RAF, yang menolak ajakan untuk terlibat dalam tawuran, diancam oleh sejumlah pelaku tawuran dari kelompok sekolah lain. Salah satu pelaku bahkan menendang korban hingga terjatuh dan mengancam menggunakan senjata tajam. Para pelaku merampas tas yang berisi ponsel milik korban serta tas milik temannya sebelum melarikan diri dari lokasi kejadian. Akibat kejadian tersebut, korban mengalami kerugian materiil sekitar Rp2 juta dan orang tuanya melaporkan kejadian tersebut ke Polres Bandara Soekarno-Hatta.

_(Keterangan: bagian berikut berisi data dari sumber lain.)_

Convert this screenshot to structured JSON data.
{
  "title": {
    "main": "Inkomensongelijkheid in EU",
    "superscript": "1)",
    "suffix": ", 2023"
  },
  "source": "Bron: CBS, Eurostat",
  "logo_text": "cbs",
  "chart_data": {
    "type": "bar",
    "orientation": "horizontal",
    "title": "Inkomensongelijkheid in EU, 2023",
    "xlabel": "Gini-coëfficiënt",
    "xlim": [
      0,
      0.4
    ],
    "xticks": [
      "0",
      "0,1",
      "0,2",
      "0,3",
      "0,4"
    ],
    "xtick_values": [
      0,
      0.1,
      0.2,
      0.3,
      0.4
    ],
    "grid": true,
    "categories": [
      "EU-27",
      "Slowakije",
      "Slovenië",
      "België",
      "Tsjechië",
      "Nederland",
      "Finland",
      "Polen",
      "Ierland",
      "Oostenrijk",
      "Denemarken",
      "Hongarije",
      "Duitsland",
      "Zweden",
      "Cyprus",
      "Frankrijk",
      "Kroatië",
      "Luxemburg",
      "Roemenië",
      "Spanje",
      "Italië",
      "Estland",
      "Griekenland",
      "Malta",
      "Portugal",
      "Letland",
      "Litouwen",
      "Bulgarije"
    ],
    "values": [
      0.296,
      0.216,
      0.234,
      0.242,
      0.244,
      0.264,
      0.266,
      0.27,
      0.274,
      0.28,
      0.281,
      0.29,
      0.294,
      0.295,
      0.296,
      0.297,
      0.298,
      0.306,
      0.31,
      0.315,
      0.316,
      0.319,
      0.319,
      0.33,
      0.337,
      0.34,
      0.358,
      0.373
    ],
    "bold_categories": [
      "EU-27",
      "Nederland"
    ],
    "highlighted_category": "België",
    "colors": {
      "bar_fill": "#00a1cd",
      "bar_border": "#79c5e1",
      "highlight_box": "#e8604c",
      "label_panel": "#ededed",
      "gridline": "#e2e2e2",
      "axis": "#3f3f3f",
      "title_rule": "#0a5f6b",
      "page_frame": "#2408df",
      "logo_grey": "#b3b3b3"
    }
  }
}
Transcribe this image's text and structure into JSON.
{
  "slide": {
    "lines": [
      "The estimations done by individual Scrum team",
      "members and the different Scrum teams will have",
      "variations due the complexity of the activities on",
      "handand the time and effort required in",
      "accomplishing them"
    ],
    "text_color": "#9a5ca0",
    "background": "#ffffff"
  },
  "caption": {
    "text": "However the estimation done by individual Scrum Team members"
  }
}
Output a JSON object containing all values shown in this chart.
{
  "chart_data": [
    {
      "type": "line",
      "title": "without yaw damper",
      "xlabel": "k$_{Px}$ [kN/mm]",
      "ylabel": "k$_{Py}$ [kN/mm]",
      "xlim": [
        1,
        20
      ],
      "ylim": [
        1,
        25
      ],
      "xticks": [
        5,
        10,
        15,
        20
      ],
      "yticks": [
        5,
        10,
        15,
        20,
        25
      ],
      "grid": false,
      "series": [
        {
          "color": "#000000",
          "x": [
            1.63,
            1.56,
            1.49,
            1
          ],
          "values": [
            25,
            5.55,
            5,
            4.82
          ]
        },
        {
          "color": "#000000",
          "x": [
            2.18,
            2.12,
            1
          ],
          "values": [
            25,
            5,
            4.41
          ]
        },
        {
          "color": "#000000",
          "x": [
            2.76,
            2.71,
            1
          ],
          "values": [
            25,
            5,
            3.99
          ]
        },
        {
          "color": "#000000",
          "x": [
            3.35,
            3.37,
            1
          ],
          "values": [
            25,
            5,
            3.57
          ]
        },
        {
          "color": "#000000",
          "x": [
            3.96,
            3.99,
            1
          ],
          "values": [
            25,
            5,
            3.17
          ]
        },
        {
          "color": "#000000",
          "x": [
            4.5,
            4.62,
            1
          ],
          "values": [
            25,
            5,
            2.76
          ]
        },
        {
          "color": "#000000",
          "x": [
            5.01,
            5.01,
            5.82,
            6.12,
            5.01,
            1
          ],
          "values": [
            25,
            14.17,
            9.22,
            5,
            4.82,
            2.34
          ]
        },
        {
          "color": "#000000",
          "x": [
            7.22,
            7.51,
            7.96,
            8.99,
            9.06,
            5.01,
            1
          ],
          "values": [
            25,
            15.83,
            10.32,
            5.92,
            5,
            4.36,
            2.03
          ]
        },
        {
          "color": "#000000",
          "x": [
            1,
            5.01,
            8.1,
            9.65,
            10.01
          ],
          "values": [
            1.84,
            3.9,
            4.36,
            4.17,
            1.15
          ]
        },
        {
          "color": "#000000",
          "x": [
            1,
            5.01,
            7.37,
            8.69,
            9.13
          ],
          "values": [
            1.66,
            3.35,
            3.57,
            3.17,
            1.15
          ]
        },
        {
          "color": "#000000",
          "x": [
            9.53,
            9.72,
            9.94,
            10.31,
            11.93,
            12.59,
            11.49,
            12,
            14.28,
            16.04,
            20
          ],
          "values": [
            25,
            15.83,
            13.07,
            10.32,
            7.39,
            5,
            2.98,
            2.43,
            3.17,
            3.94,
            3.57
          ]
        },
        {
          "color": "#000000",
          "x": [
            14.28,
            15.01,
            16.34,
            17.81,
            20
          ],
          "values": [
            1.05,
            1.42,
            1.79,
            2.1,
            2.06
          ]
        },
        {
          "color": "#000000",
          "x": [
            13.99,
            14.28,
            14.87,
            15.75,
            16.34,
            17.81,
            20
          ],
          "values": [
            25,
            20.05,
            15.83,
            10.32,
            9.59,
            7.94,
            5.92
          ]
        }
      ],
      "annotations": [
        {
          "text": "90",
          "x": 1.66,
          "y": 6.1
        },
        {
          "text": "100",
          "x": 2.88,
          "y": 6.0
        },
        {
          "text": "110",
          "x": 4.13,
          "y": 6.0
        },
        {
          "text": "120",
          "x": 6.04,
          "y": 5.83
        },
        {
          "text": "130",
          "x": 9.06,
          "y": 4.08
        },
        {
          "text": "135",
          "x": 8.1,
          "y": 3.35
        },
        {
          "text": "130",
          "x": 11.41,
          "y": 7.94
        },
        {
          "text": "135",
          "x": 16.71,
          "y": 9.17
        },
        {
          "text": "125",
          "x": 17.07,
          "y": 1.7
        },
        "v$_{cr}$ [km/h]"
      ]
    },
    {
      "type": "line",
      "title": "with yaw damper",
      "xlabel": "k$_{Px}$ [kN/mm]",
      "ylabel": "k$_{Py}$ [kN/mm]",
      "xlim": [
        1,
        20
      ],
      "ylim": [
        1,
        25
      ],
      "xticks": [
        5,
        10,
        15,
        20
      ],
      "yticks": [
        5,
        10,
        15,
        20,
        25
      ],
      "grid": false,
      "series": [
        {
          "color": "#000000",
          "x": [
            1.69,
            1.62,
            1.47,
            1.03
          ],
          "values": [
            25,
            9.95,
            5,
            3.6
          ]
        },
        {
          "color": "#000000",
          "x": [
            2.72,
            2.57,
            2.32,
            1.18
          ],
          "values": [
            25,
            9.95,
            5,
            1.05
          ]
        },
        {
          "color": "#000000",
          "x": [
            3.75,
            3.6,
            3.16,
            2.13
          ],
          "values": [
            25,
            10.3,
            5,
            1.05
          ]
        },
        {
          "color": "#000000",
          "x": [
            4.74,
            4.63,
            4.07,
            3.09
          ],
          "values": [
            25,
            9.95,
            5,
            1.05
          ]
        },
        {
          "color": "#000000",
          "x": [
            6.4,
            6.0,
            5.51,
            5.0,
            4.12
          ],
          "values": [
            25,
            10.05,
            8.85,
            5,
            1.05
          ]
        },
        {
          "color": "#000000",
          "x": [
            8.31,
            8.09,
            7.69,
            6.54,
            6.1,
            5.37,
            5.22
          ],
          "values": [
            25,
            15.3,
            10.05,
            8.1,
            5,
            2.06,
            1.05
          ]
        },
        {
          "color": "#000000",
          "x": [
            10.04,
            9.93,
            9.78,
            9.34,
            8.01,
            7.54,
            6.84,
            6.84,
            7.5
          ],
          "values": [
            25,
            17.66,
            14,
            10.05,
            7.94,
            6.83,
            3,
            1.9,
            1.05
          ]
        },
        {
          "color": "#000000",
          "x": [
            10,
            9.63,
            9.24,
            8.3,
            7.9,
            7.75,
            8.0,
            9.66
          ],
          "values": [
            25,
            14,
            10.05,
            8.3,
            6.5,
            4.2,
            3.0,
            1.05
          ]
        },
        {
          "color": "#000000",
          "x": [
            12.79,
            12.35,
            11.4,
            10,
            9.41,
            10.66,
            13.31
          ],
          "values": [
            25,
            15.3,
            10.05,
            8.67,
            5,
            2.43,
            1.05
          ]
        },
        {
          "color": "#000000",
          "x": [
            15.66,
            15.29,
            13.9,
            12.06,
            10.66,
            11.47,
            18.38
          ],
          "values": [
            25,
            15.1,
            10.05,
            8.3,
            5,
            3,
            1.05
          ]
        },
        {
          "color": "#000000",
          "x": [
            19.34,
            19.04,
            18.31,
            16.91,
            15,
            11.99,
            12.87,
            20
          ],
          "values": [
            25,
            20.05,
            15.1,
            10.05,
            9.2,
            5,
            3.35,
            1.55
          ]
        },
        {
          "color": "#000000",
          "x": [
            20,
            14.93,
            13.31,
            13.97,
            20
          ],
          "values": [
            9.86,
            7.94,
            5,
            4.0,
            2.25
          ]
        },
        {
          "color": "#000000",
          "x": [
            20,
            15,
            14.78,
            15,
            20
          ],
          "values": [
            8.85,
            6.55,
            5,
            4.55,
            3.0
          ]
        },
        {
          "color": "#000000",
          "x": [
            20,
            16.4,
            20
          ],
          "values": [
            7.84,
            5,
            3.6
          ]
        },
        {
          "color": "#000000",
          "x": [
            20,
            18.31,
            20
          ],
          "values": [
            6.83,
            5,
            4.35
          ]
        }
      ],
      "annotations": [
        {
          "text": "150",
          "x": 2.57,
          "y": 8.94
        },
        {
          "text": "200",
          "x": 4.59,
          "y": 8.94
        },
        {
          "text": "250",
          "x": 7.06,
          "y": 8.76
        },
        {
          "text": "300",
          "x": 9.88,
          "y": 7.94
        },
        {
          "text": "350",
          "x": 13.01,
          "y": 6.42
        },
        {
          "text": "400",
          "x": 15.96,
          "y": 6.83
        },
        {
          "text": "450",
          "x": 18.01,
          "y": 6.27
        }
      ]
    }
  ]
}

Pelaku yang merupakan pemuda putus sekolah dijerat dengan Pasal 365 KUHP tentang pencurian dengan kekerasan, dengan ancaman hukuman tujuh tahun penjara maksimal. Ini adalah salah satu dari sekian kejadian perampasan yang terjadi di sekitar Bandara Soekarno-Hatta. Semoga tindakan tegas dari pihak berwajib dapat memberikan efek jera bagi pelaku kejahatan seperti ini di masa mendatang.